Recently, BHHS built out a sales centre in Fort Eerie for Discoverie Condos, something Dobson says is rare for the Niagara region. "We built the coffee bar station in the same finish as ‘standard level’ options for the condos, the feedback has been really great."

Discoverie condosDiscoverie Condos Sales Centre in Niagara

While sales centre costs, in general, can run anywhere between $250K (think: "pop up") to nearly $1M for an upscale permanent version, Dobson highlights the importance of companies and brands establishing themselves in the communities they're planning to build in, especially if the sale will be a longer one (think months, not weeks).

Dobson also points to Camrost's Raglan House on St. Clair W as a recent example of a sales centre that understands what it's bringing to a neighbourhood. "It’s important [they] establish themselves and have a place for people in the community to go for information."

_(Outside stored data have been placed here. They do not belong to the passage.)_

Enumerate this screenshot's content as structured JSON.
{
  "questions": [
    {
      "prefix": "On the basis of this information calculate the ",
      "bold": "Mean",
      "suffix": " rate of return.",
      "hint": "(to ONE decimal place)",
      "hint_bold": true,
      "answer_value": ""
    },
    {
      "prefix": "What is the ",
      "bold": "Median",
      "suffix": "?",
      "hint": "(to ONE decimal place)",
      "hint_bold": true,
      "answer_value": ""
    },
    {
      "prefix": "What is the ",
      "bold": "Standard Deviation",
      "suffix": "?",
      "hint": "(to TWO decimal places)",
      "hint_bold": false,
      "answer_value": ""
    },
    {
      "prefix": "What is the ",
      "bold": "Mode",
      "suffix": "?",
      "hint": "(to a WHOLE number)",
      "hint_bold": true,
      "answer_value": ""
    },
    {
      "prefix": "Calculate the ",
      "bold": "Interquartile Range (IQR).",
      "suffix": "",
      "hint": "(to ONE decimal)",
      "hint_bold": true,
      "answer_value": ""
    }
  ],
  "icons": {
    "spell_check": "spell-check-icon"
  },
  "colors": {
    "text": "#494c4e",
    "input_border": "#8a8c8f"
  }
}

The collective point all these sales centres seem to be making is to offer something different, something beyond the ordinary expectations of what a sales centre used to be. You might say, after the pandemic, that the success of current-day sales centres is simply delivering something over and above, well, a literal place to sell. The evolution of the space, transformed by both market demands and buyers' desires to connect with something beyond just the haptic feedback of a smartphone, has been in many ways a return to (human) form.

The prioritization of the sale experience, rather than the sale itself, is the reason for the latest model's success. Intentionality is beautiful, it seems. Yes, even in pre-construction condo sales.